וְרַב לֵית לֵיהּ הַאי סְבָרָא? וְהָאָמַר רַב: כׇּל אִשָּׁה שֶׁאֵין אֲנִי קוֹרֵא בָּהּ בִּשְׁעַת נְפִילָה ״יְבָמָהּ יָבֹא עָלֶיהָ״ — הֲרֵי הִיא כְּאֵשֶׁת אָח שֶׁיֵּשׁ לוֹ בָּנִים, וַאֲסוּרָה! הָנֵי מִילֵּי הֵיכָא דְּקָאֵי בְּאַפַּהּ אִיסּוּר אֲחוֹת אִשָּׁה דְּאוֹרָיְיתָא, אֲבָל הָכָא — זִיקָּה דְּרַבָּנַן הִיא.
A Guemará pergunta: E Rav não aceita essa razão? O próprio Rav não disse exatamente as mesmas palavras: Qualquer mulher à qual o versículo “seu cunhado terá relações com ela” não pode ser aplicado no momento em que ela se apresenta diante dele para o casamento levirato é então considerada como a esposa de um irmão que tem filhos, e ela é proibida para ele? A Guemará responde: Isso se aplica apenas quando a proibição que está diante dela e impede o casamento levirato é a proibição de casar com a irmã de sua esposa, o que é proibido pela Torah. Portanto, se a mulher que se apresenta diante do yavam para o casamento levirato é a irmã de sua esposa, ele está proibido de realizar o casamento levirato mesmo que sua esposa morra depois. Mas aqui a proibição de casar com a irmã decorre de uma relação criada por um vínculo levirato. Essa proibição é rabínica, e portanto o vínculo não a torna proibida para ele para sempre.

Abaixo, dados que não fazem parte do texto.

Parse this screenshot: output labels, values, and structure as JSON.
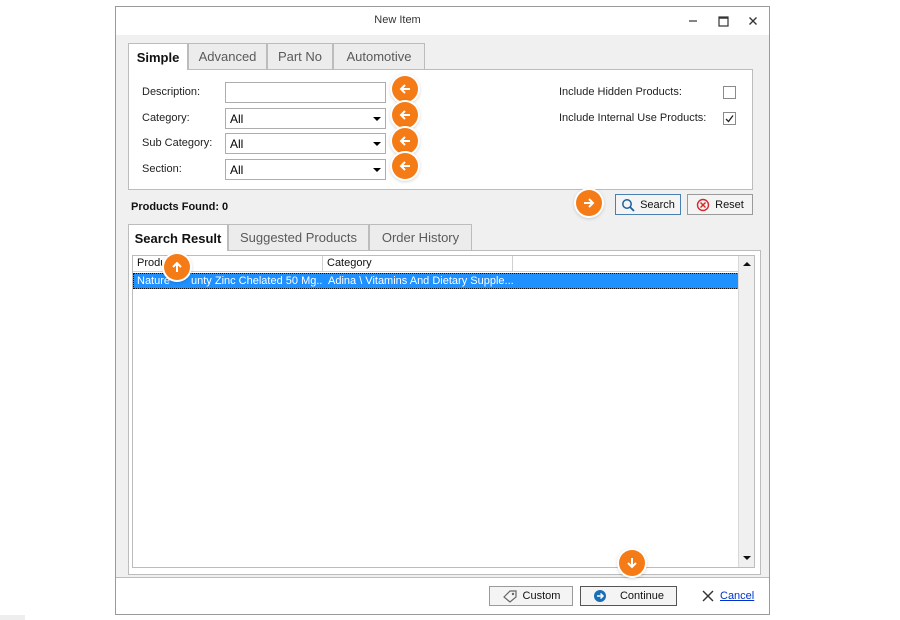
{
  "window": {
    "title": "New Item"
  },
  "search_tabs": [
    {
      "label": "Simple",
      "active": true
    },
    {
      "label": "Advanced",
      "active": false
    },
    {
      "label": "Part No",
      "active": false
    },
    {
      "label": "Automotive",
      "active": false
    }
  ],
  "form": {
    "description_label": "Description:",
    "description_value": "",
    "category_label": "Category:",
    "category_value": "All",
    "subcategory_label": "Sub Category:",
    "subcategory_value": "All",
    "section_label": "Section:",
    "section_value": "All",
    "hidden_products_label": "Include Hidden Products:",
    "hidden_products_checked": false,
    "internal_use_label": "Include Internal Use Products:",
    "internal_use_checked": true
  },
  "status": {
    "products_found": "Products Found: 0"
  },
  "buttons": {
    "search": "Search",
    "reset": "Reset",
    "custom": "Custom",
    "continue": "Continue",
    "cancel": "Cancel"
  },
  "result_tabs": [
    {
      "label": "Search Result",
      "active": true
    },
    {
      "label": "Suggested Products",
      "active": false
    },
    {
      "label": "Order History",
      "active": false
    }
  ],
  "grid": {
    "columns": [
      "Produ",
      "Category"
    ],
    "rows": [
      {
        "product": "Nature",
        "product_tail": "unty Zinc Chelated 50 Mg...",
        "category": "Adina \\ Vitamins And Dietary Supple..."
      }
    ]
  },
  "colors": {
    "accent_orange": "#f47b16",
    "selection_blue": "#1e90ff"
  },
  "icons": [
    "minimize-icon",
    "maximize-icon",
    "close-icon",
    "arrow-left-icon",
    "arrow-right-icon",
    "arrow-up-icon",
    "arrow-down-icon",
    "magnifier-icon",
    "reset-icon",
    "tag-icon",
    "continue-icon",
    "cancel-x-icon"
  ]
}
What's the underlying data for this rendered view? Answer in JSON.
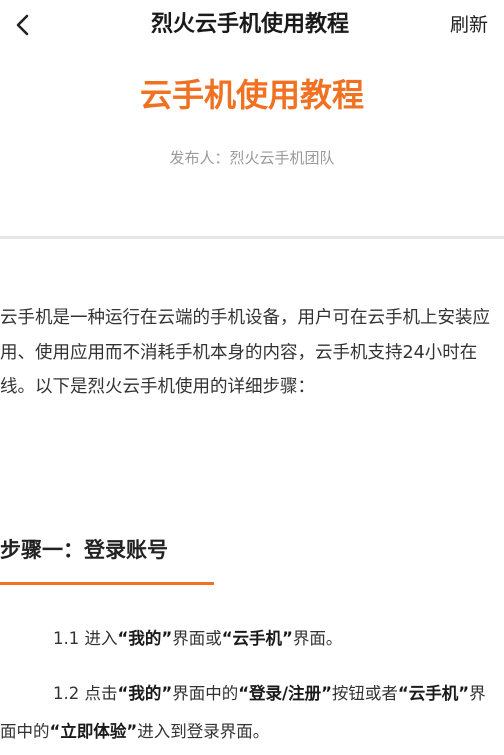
{
  "topbar": {
    "title": "烈火云手机使用教程",
    "refresh_label": "刷新",
    "back_icon": "chevron-left-icon"
  },
  "article": {
    "title": "云手机使用教程",
    "publisher": "发布人：烈火云手机团队",
    "intro": "云手机是一种运行在云端的手机设备，用户可在云手机上安装应用、使用应用而不消耗手机本身的内容，云手机支持24小时在线。以下是烈火云手机使用的详细步骤：",
    "section1": {
      "heading": "步骤一：登录账号",
      "step1": {
        "prefix": "1.1 进入",
        "bold1": "“我的”",
        "mid1": "界面或",
        "bold2": "“云手机”",
        "suffix": "界面。"
      },
      "step2": {
        "prefix": "1.2 点击",
        "bold1": "“我的”",
        "mid1": "界面中的",
        "bold2": "“登录/注册”",
        "mid2": "按钮或者",
        "bold3": "“云手机”",
        "mid3": "界面中的",
        "bold4": "“立即体验”",
        "suffix": "进入到登录界面。"
      }
    }
  },
  "colors": {
    "accent": "#f07122",
    "muted": "#9a9a9a",
    "divider": "#e6e6e6"
  }
}
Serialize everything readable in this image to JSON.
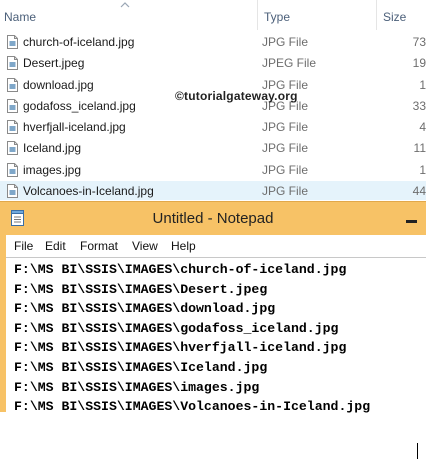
{
  "explorer": {
    "columns": {
      "name": "Name",
      "type": "Type",
      "size": "Size"
    },
    "files": [
      {
        "name": "church-of-iceland.jpg",
        "type": "JPG File",
        "size": "73",
        "selected": false
      },
      {
        "name": "Desert.jpeg",
        "type": "JPEG File",
        "size": "19",
        "selected": false
      },
      {
        "name": "download.jpg",
        "type": "JPG File",
        "size": "1",
        "selected": false
      },
      {
        "name": "godafoss_iceland.jpg",
        "type": "JPG File",
        "size": "33",
        "selected": false
      },
      {
        "name": "hverfjall-iceland.jpg",
        "type": "JPG File",
        "size": "4",
        "selected": false
      },
      {
        "name": "Iceland.jpg",
        "type": "JPG File",
        "size": "11",
        "selected": false
      },
      {
        "name": "images.jpg",
        "type": "JPG File",
        "size": "1",
        "selected": false
      },
      {
        "name": "Volcanoes-in-Iceland.jpg",
        "type": "JPG File",
        "size": "44",
        "selected": true
      }
    ],
    "watermark": "©tutorialgateway.org"
  },
  "notepad": {
    "title": "Untitled - Notepad",
    "menu": [
      "File",
      "Edit",
      "Format",
      "View",
      "Help"
    ],
    "lines": [
      "F:\\MS BI\\SSIS\\IMAGES\\church-of-iceland.jpg",
      "F:\\MS BI\\SSIS\\IMAGES\\Desert.jpeg",
      "F:\\MS BI\\SSIS\\IMAGES\\download.jpg",
      "F:\\MS BI\\SSIS\\IMAGES\\godafoss_iceland.jpg",
      "F:\\MS BI\\SSIS\\IMAGES\\hverfjall-iceland.jpg",
      "F:\\MS BI\\SSIS\\IMAGES\\Iceland.jpg",
      "F:\\MS BI\\SSIS\\IMAGES\\images.jpg",
      "F:\\MS BI\\SSIS\\IMAGES\\Volcanoes-in-Iceland.jpg"
    ]
  },
  "colors": {
    "titlebar": "#f7c266",
    "selected_row": "#e5f3fb",
    "header_text": "#4c607a",
    "secondary_text": "#6d6d6d"
  },
  "icons": {
    "file": "file-icon",
    "sort": "sort-up-arrow-icon",
    "notepad": "notepad-app-icon",
    "minimize": "minimize-icon"
  }
}
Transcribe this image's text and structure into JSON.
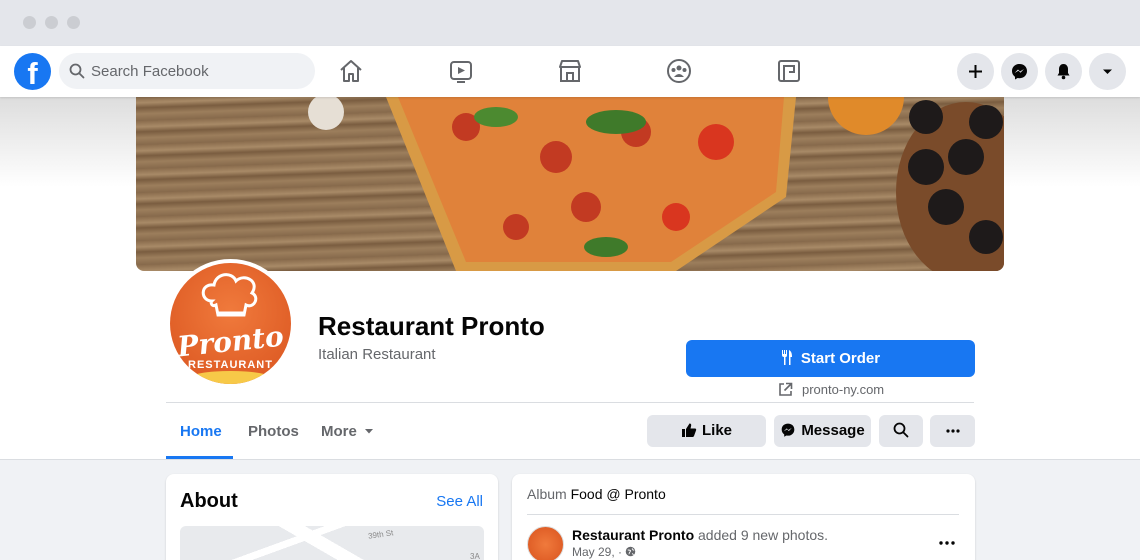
{
  "search": {
    "placeholder": "Search Facebook"
  },
  "topnav": {
    "icons": [
      "home-icon",
      "watch-icon",
      "marketplace-icon",
      "groups-icon",
      "gaming-icon"
    ],
    "right_buttons": [
      "create-plus-icon",
      "messenger-icon",
      "notifications-bell-icon",
      "account-menu-caret-icon"
    ]
  },
  "page": {
    "name": "Restaurant Pronto",
    "category": "Italian Restaurant",
    "avatar_text": "Pronto",
    "avatar_subtext": "RESTAURANT",
    "cta_label": "Start Order",
    "website": "pronto-ny.com"
  },
  "tabs": [
    {
      "label": "Home",
      "active": true
    },
    {
      "label": "Photos",
      "active": false
    },
    {
      "label": "More",
      "active": false
    }
  ],
  "actions": {
    "like": "Like",
    "message": "Message"
  },
  "about": {
    "title": "About",
    "see_all": "See All",
    "map_street": "39th St",
    "map_avenue": "3A"
  },
  "post": {
    "album_prefix": "Album",
    "album_name": "Food @ Pronto",
    "author": "Restaurant Pronto",
    "action_text": "added 9 new photos.",
    "date": "May 29, ·"
  },
  "colors": {
    "brand_blue": "#1877f2",
    "background": "#f0f2f5",
    "avatar_orange": "#e8652a"
  }
}
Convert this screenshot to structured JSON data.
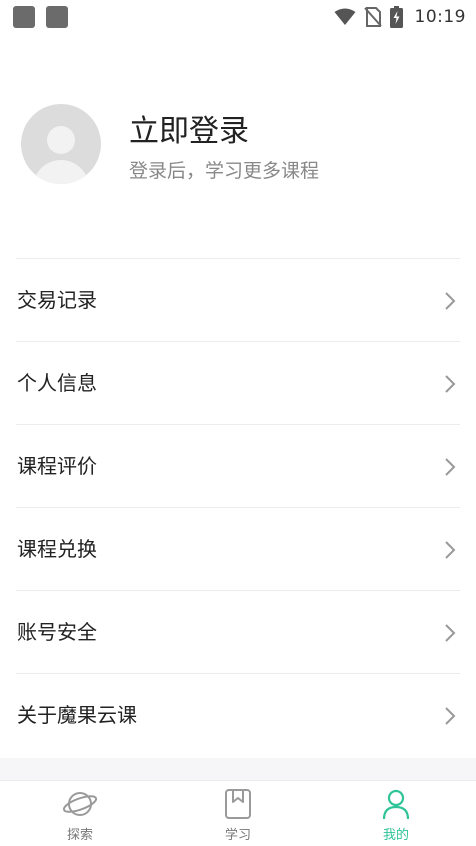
{
  "status_bar": {
    "time": "10:19",
    "icons": [
      "notification-square-icon",
      "notification-square-icon",
      "wifi-icon",
      "no-sim-icon",
      "battery-charging-icon"
    ]
  },
  "profile": {
    "title": "立即登录",
    "subtitle": "登录后，学习更多课程",
    "avatar_icon": "default-avatar-icon"
  },
  "menu": {
    "items": [
      {
        "label": "交易记录",
        "name": "menu-item-transactions"
      },
      {
        "label": "个人信息",
        "name": "menu-item-personal-info"
      },
      {
        "label": "课程评价",
        "name": "menu-item-course-reviews"
      },
      {
        "label": "课程兑换",
        "name": "menu-item-course-redeem"
      },
      {
        "label": "账号安全",
        "name": "menu-item-account-security"
      },
      {
        "label": "关于魔果云课",
        "name": "menu-item-about"
      }
    ]
  },
  "tabbar": {
    "tabs": [
      {
        "label": "探索",
        "icon": "planet-icon",
        "active": false
      },
      {
        "label": "学习",
        "icon": "book-icon",
        "active": false
      },
      {
        "label": "我的",
        "icon": "person-icon",
        "active": true
      }
    ]
  },
  "colors": {
    "accent": "#2fc497",
    "text_primary": "#222222",
    "text_secondary": "#888888",
    "divider": "#ececec",
    "avatar_bg": "#dcdcdc"
  }
}
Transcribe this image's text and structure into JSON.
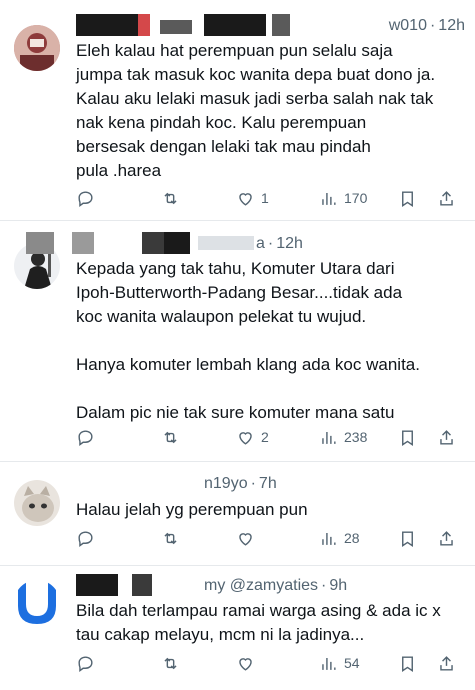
{
  "tweets": [
    {
      "handle": "w010",
      "time": "12h",
      "text": "Eleh kalau hat perempuan pun selalu saja\njumpa tak masuk koc wanita depa buat dono ja.\nKalau aku lelaki masuk jadi serba salah nak tak\nnak kena pindah koc. Kalu perempuan\nbersesak dengan lelaki tak mau pindah\npula .harea",
      "replies": "",
      "reposts": "",
      "likes": "1",
      "views": "170"
    },
    {
      "handle": "a",
      "time": "12h",
      "text": "Kepada yang tak tahu, Komuter Utara dari\nIpoh-Butterworth-Padang Besar....tidak ada\nkoc wanita walaupon pelekat tu wujud.\n\nHanya komuter lembah klang ada koc wanita.\n\nDalam pic nie tak sure komuter mana satu",
      "replies": "",
      "reposts": "",
      "likes": "2",
      "views": "238"
    },
    {
      "handle": "n19yo",
      "time": "7h",
      "text": "Halau jelah yg perempuan pun",
      "replies": "",
      "reposts": "",
      "likes": "",
      "views": "28"
    },
    {
      "handle": "my @zamyaties",
      "time": "9h",
      "text": "Bila dah terlampau ramai warga asing & ada ic x\ntau cakap melayu, mcm ni la jadinya...",
      "replies": "",
      "reposts": "",
      "likes": "",
      "views": "54"
    }
  ],
  "separator": "·",
  "icons": [
    "reply-icon",
    "repost-icon",
    "like-icon",
    "views-icon",
    "bookmark-icon",
    "share-icon"
  ],
  "colors": {
    "text": "#0f1419",
    "muted": "#536471",
    "divider": "#e6e9ec",
    "redaction": "#1a1a1a",
    "avatar_blue": "#1d6fe0"
  }
}
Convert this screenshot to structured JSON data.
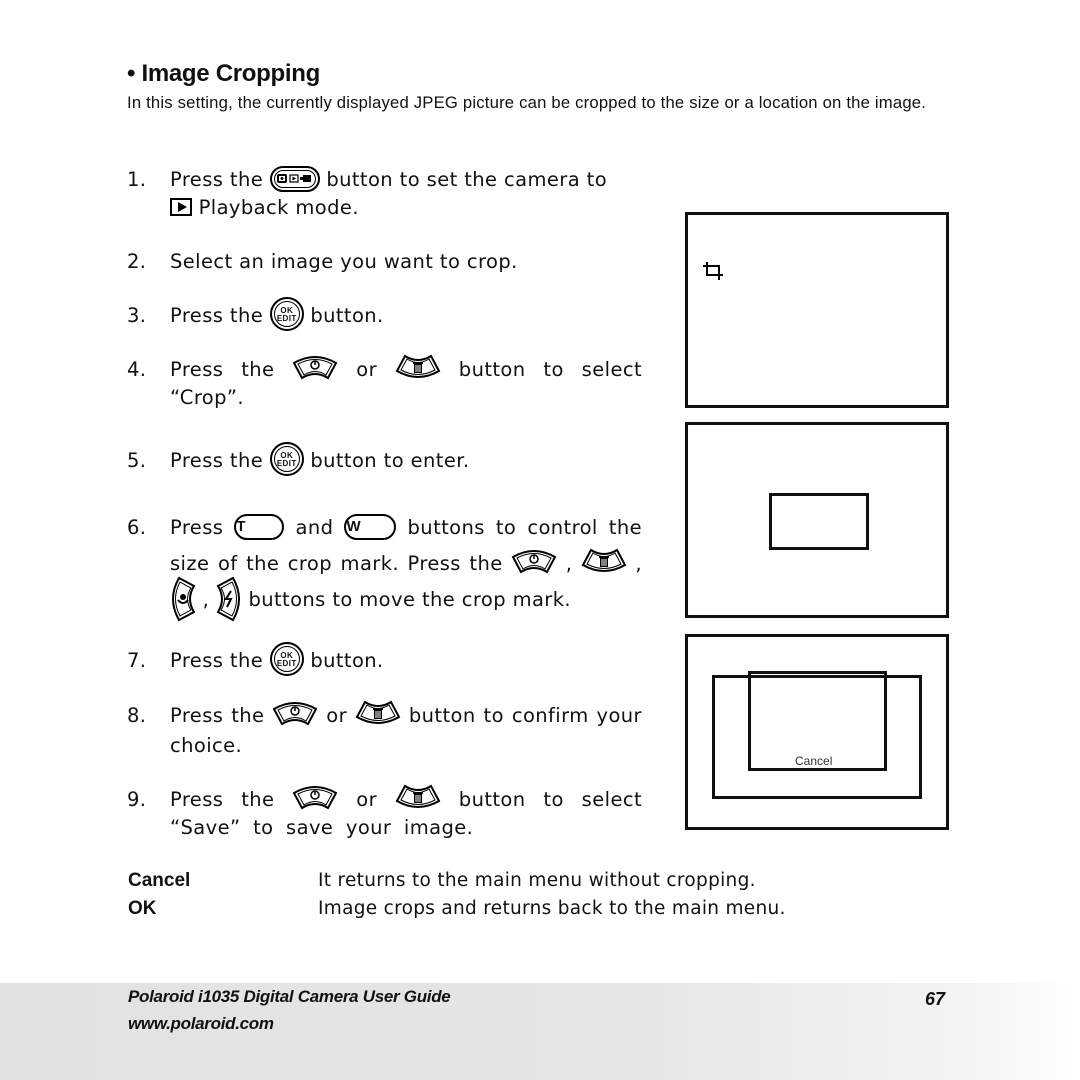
{
  "section": {
    "title": "• Image Cropping",
    "intro": "In this setting, the currently displayed JPEG picture can be cropped to the size or a location on the image."
  },
  "steps": [
    {
      "num": "1.",
      "parts": [
        "Press the",
        "button to set the camera to",
        "Playback mode."
      ]
    },
    {
      "num": "2.",
      "parts": [
        "Select an image you want to crop."
      ]
    },
    {
      "num": "3.",
      "parts": [
        "Press the",
        "button."
      ]
    },
    {
      "num": "4.",
      "parts": [
        "Press the",
        "or",
        "button to select “Crop”."
      ]
    },
    {
      "num": "5.",
      "parts": [
        "Press the",
        "button to enter."
      ]
    },
    {
      "num": "6.",
      "parts": [
        "Press",
        "and",
        "buttons to control the size of the crop mark. Press the",
        ",",
        ",",
        ",",
        "buttons to move the crop mark."
      ]
    },
    {
      "num": "7.",
      "parts": [
        "Press the",
        "button."
      ]
    },
    {
      "num": "8.",
      "parts": [
        "Press the",
        "or",
        "button to confirm your choice."
      ]
    },
    {
      "num": "9.",
      "parts": [
        "Press the",
        "or",
        "button to select “Save” to save your image."
      ]
    }
  ],
  "icons": {
    "ok_top": "OK",
    "ok_bottom": "EDIT",
    "tele": "T",
    "wide": "W"
  },
  "screens": {
    "cancel_label": "Cancel"
  },
  "definitions": [
    {
      "term": "Cancel",
      "desc": "It returns to the main menu without cropping."
    },
    {
      "term": "OK",
      "desc": "Image crops and returns back to the main menu."
    }
  ],
  "footer": {
    "title": "Polaroid i1035 Digital Camera User Guide",
    "url": "www.polaroid.com",
    "page": "67"
  }
}
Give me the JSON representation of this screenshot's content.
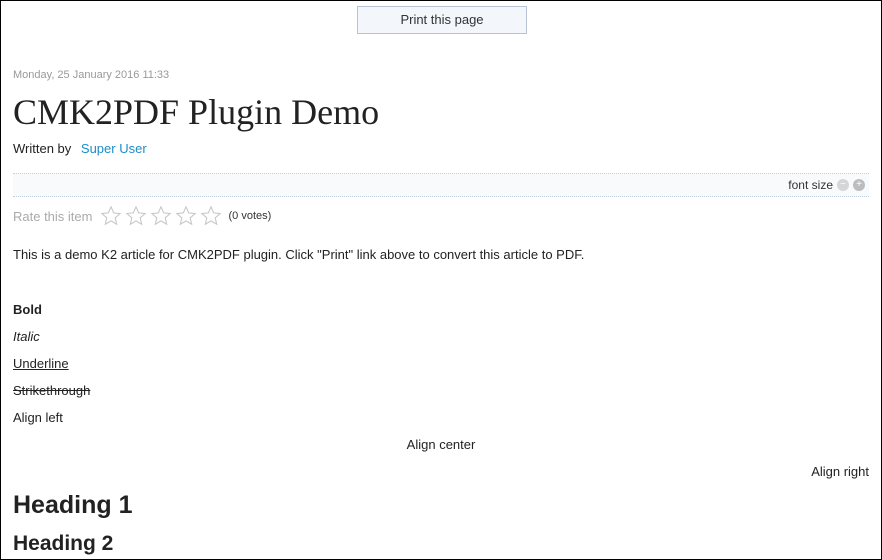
{
  "print_button": {
    "label": "Print this page"
  },
  "article": {
    "date": "Monday, 25 January 2016 11:33",
    "title": "CMK2PDF Plugin Demo",
    "written_by": "Written by",
    "author": "Super User",
    "font_size_label": "font size",
    "font_decrease": "−",
    "font_increase": "+",
    "rate_label": "Rate this item",
    "votes": "(0 votes)",
    "intro": "This is a demo K2 article for CMK2PDF plugin. Click \"Print\" link above to convert this article to PDF.",
    "bold": "Bold",
    "italic": "Italic",
    "underline": "Underline",
    "strikethrough": "Strikethrough",
    "align_left": "Align left",
    "align_center": "Align center",
    "align_right": "Align right",
    "heading1": "Heading 1",
    "heading2": "Heading 2"
  },
  "colors": {
    "link": "#1a8ec8",
    "muted": "#999999"
  }
}
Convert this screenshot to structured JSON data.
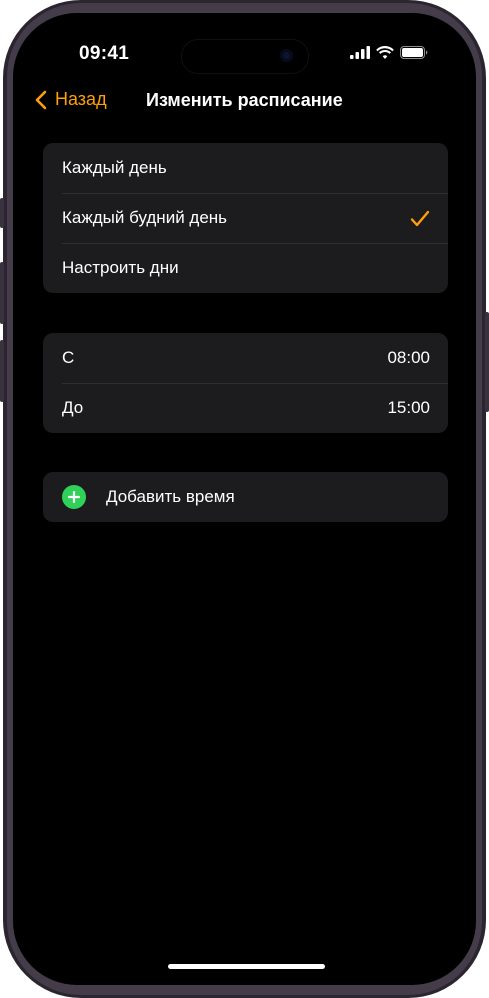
{
  "status_bar": {
    "time": "09:41"
  },
  "nav": {
    "back_label": "Назад",
    "title": "Изменить расписание"
  },
  "days_group": {
    "items": [
      {
        "label": "Каждый день",
        "selected": false
      },
      {
        "label": "Каждый будний день",
        "selected": true
      },
      {
        "label": "Настроить дни",
        "selected": false
      }
    ]
  },
  "time_group": {
    "from_label": "С",
    "from_value": "08:00",
    "to_label": "До",
    "to_value": "15:00"
  },
  "add_time": {
    "label": "Добавить время"
  },
  "colors": {
    "accent": "#ff9f0a",
    "add_icon": "#30d158",
    "cell_background": "#1c1c1e"
  }
}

אֵיתִיבֵיהּ רַבִּי יוֹסֵי בַּר חֲנִינָא לְרַבִּי יוֹחָנָן: אַרְבָּעָה אַחִין, שְׁנַיִם מֵהֶם נְשׂוּאִים שְׁתֵּי אֲחָיוֹת, וּמֵתוּ הַנְּשׂוּאִין אֶת הָאֲחָיוֹת — הֲרֵי אֵלּוּ חוֹלְצוֹת וְלֹא מִתְיַיבְּמוֹת. וְאַמַּאי? לֵיקוּ חַד מִינַּיְיהוּ, לַחְלוֹץ לָהּ לִשְׁנִיָּיה, וְתִיהְוֵי רִאשׁוֹנָה לְגַבֵּי אִידַּךְ כִּיבָמָה שֶׁהוּתְּרָה וְנֶאֶסְרָה וְחָזְרָה וְהוּתְּרָה — תַּחְזוֹר לְהֶיתֵּירָהּ הָרִאשׁוֹן!
Rabi Yosei bar Ḥanina levantou uma objeção à opinião de Rabi Yoḥanan a partir da mishná: No caso de quatro irmãos, dois dos quais eram casados com duas irmãs, e aqueles que eram casados com as irmãs morreram, então essas irmãs devem realizar ḥalitza e não podem entrar em casamento levirato. E por que a mishná exige ḥalitza? Que um dos irmãos se levante e realize ḥalitza com a segunda irmã, isto é, a irmã cujo marido morreu mais tarde. Como resultado, a primeira seria como uma yevama que era permitida no momento da morte de seu marido, mas depois se tornou proibida devido ao vínculo que foi criado com sua irmã, e então subsequentemente tornou-se permitida por meio da ḥalitza realizada com sua irmã, no que diz respeito ao outro irmão, isto é, aquele que não realizou ḥalitza, está em questão. Portanto, ela deveria retornar ao seu status original de permitida.
אֲמַר לֵיהּ: אֲחָיוֹת אֵינִי יוֹדֵעַ מִי שְׁנָאָן. וְלֵימָא לֵיהּ: מַאי ״חוֹלְצוֹת״ נָמֵי דְּקָתָנֵי — חוֹלֶצֶת חֲדָא! ״חוֹלְצוֹת״ קָתָנֵי.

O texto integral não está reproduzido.